Ancora brucia

Ancora brucia

Ancora brucia 600 600 Vincenzo Leonardo Manuli

Non si parla più. Ancora brucia.

In Calabria c’è la memoria del criceto, dopo gli incendi che per diversi giorni nel mese di agosto ci hanno terrorizzato, i riflettori si sono spenti. Come afferma un mio amico sociologo, “un’opera di rimozione pubblica”, si coglie “un oblio istituzionale”. Ho aspettato un po’ di tempo prima di esprimere una riflessione sugli incendi in Calabria di questa estate. Si sa, quando c’è l’impatto emotivo si parla e si straparla, ma qui non c’entra nulla l’emozione, qui si ha a che fare con l’amore alla propria terra, la prima prossimità che dobbiamo manifestare e denunciare è il crimine che è stato perpetrato e che “ha umiliato questa regione”. 

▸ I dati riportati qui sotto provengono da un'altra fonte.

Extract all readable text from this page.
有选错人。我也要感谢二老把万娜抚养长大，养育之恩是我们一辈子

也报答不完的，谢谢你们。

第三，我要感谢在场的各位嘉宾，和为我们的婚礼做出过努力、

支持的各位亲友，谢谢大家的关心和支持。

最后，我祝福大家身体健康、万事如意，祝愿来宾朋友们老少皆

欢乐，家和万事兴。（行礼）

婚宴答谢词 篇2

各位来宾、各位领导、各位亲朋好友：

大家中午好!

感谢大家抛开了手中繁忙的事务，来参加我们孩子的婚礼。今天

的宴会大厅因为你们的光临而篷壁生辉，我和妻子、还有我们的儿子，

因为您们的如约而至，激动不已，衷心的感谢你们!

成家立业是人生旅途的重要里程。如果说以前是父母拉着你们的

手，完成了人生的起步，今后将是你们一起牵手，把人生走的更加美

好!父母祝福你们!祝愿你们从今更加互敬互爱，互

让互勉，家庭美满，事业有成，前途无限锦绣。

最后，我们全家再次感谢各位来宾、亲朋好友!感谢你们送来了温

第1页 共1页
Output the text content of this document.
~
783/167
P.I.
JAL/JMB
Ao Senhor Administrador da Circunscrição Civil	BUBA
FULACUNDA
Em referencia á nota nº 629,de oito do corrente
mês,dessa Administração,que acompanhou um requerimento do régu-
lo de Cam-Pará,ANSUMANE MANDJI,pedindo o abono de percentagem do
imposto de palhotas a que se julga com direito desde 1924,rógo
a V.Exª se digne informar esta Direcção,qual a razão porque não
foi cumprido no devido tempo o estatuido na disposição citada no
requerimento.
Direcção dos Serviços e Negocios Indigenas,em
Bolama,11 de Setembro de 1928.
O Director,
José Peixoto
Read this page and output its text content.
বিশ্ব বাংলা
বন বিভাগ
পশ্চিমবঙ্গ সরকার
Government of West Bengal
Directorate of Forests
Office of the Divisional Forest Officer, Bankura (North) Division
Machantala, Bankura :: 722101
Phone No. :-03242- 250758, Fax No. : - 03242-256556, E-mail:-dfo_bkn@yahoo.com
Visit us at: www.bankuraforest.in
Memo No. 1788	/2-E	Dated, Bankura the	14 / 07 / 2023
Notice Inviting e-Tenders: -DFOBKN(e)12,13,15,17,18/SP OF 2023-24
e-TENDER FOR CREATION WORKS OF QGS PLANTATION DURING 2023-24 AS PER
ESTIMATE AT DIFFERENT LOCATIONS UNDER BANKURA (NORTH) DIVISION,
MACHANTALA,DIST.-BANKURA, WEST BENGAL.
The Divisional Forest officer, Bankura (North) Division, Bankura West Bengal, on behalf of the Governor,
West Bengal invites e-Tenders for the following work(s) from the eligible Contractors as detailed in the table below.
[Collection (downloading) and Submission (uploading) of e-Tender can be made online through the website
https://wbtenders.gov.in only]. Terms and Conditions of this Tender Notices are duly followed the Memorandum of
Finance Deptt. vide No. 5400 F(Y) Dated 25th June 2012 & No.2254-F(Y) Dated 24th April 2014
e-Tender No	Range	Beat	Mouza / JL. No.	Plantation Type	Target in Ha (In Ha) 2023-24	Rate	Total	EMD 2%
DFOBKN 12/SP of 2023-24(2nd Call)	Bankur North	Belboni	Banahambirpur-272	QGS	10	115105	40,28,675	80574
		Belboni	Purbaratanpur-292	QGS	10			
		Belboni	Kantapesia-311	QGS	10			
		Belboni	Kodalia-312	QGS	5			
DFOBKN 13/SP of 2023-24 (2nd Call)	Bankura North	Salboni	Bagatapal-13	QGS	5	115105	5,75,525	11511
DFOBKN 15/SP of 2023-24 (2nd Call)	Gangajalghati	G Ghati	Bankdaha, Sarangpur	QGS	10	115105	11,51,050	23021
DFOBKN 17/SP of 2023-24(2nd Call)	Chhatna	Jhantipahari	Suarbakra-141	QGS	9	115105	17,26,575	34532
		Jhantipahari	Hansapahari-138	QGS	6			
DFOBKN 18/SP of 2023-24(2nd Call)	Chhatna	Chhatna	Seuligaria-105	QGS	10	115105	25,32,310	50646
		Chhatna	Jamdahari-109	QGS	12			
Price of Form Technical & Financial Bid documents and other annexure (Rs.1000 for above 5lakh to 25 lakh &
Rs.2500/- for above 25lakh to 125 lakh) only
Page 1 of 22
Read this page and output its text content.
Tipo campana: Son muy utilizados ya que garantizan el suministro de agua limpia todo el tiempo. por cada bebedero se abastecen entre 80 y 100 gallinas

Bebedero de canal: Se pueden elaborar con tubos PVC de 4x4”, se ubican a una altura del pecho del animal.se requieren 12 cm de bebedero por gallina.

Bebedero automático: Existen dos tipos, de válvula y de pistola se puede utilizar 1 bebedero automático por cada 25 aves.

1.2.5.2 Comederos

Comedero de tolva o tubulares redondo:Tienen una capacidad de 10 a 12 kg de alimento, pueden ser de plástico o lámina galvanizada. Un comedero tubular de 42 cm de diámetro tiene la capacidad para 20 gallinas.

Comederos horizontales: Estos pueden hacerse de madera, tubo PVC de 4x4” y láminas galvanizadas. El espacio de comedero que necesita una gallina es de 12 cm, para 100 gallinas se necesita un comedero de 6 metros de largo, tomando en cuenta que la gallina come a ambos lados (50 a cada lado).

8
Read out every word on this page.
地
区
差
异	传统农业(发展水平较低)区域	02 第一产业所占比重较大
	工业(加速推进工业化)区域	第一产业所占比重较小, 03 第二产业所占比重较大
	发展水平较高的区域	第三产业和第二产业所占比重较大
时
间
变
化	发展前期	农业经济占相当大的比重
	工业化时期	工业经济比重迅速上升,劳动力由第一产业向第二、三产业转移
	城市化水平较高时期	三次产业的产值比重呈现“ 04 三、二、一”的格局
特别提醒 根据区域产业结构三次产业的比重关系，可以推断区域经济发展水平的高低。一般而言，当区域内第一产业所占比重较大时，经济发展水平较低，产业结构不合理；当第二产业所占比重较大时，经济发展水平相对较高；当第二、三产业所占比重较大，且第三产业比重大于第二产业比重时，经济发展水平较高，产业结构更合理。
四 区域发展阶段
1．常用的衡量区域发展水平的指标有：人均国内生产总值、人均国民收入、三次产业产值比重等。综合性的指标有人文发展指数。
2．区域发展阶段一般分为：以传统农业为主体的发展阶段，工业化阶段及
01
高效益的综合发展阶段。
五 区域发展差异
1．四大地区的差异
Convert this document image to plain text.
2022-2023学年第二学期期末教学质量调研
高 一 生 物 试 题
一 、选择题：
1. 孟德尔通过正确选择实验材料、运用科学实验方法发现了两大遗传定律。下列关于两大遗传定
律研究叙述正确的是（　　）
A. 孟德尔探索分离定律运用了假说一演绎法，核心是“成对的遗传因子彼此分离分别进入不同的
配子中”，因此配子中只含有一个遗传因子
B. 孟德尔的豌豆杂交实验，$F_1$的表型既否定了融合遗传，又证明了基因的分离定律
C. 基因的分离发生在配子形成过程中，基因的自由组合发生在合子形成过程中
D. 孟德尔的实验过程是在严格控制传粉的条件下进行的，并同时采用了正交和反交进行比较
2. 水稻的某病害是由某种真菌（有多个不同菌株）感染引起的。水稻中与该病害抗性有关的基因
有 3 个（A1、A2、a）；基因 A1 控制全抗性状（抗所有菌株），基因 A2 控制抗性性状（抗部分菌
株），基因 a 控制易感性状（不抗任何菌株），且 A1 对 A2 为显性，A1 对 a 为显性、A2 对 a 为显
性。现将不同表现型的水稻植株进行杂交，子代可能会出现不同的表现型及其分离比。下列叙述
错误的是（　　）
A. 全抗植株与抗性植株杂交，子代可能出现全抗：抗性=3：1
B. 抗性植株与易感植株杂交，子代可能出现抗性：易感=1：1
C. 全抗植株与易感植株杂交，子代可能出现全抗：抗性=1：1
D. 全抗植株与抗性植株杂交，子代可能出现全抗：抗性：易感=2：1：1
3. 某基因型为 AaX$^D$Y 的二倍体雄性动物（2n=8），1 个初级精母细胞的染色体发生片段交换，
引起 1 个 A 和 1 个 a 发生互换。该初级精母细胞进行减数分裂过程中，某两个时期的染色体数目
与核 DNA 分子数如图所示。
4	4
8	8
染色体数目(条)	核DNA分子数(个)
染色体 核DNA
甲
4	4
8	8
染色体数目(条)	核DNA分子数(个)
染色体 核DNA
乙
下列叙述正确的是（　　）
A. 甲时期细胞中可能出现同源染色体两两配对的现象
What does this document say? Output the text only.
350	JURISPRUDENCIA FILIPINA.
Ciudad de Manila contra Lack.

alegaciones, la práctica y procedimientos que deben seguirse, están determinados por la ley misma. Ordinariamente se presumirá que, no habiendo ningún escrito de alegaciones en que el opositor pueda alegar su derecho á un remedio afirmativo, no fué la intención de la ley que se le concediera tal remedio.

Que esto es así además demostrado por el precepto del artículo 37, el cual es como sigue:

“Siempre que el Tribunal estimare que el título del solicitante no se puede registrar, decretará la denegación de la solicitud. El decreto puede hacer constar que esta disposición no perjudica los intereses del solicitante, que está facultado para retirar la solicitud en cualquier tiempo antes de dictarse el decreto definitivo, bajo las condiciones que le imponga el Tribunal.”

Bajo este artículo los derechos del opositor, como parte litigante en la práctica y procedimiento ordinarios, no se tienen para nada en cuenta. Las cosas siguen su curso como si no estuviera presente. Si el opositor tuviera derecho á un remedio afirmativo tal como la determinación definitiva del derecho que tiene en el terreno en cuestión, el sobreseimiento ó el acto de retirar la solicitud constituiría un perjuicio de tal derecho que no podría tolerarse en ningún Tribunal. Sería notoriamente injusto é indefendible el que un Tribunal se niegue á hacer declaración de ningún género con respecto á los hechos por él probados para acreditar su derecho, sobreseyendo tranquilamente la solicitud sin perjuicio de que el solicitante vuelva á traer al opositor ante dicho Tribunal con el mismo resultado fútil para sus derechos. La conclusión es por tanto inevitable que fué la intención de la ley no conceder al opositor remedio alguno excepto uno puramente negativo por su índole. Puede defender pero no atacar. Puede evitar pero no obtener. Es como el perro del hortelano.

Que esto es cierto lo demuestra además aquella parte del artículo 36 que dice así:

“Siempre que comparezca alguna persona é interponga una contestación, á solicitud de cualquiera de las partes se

Non si parla più, non ci sono inchieste e indagini, tutto spento, ma il territorio boschivo è martoriato. Perché in Calabria va a finire sempre così? Abbiamo assistito a ettari ed ettari di terreno inceneriti, la peggio l’ha avuta il Parco Nazionale dell’Aspromonte nel reggino, e nell’intervallo i politici facevano le passerelle, festini, manifestazioni, impreparati ad una situazione di emergenza, perché si sa, in estate c’è la furia criminale, ma in Calabria non c’è prevenzione e non si progetta, non si guarda al futuro, non si pensa al lungo termine, non si tutela e non si valorizza nulla. Il fuoco ha distrutto importanti macchie verdi, ha ucciso persone che cercavano di salvare i loro animali, pochi volontari, qualche mezzo come gli elicotteri e qualche canadair hanno cercato di evitare il peggio.

La terra ancora brucia.

Quali mani criminali hanno potuto compiere un così devastante scempio ambientale ed ecologico? Senza l’autorizzazione delle organizzazioni criminali e dicasi della ‘Ndrangheta, che ha l’assoluto predominio del territorio non sarebbe avvenuto tutto ciò. 

Non si parla più.

Fra poche settimane ritorniamo a votare in Calabria, per me sono consultazioni farsa, dopo un anno transitorio dove alla fine hanno deciso una nuova spartizione di potere e di candidati scelti dai partiti e non dal popolo. È inutile, non cambierà mai nulla in Calabria, promesse, qualche scoop, poi Roma continuerà ad assistere e ricattare una terra che non ha più nulla da offrire, tra paesi che si svuotano e giovani che preferiscono altri posti più accoglienti. In Calabria non esiste un pensiero o una corrente che difenda la propria terra, non per questioni di campanilismo, quest’ultimo si sveglia per questioni futili, perché a parte gli incendi sta avvenendo una desertificazione.

Non si parla più.

Sanità, ambiente, occupazione, legalità, rifiuti, infrastrutture, vie di comunicazione, burocrazia, dissesto idrogeologico, tutela delle minoranze linguistiche, l’agricoltura in ginocchio, il patrimonio culturale della Magna Grecia, università, scuole, in questo bisogna investire e dotare le strutture pubbliche di moderni strumenti.

La terra brucia.

Non si parla più.

Ci vorranno decenni per recuperare quello che abbiamo perso, ma in Calabria siamo sempre indietro, tra nepotismi e figli di papà, raccomandazioni e prebende per i soliti favoritismi, un caffè e un pezzo di formaggio e tutto è fatto. Io non ci sto a vedere una terra rapinata, stuprata, violentata, scrivo, denuncio, parlo, ma sono una voce fuori dal coro. Dove siete intellettuali? Dove è la politica? Dove è la magistratura? Dove è la società civile rappresentata dall’associazionismo? Dove sono le parrocchie? Dove sono le scuole? Dove sono i docenti? Dove siamo noi che abbiamo smesso di sperare, di vivere, di lottare, di dire una parola forte? Possibile che non esca un documento di denuncia, di impegno, di proposte, per questa terra che brucia?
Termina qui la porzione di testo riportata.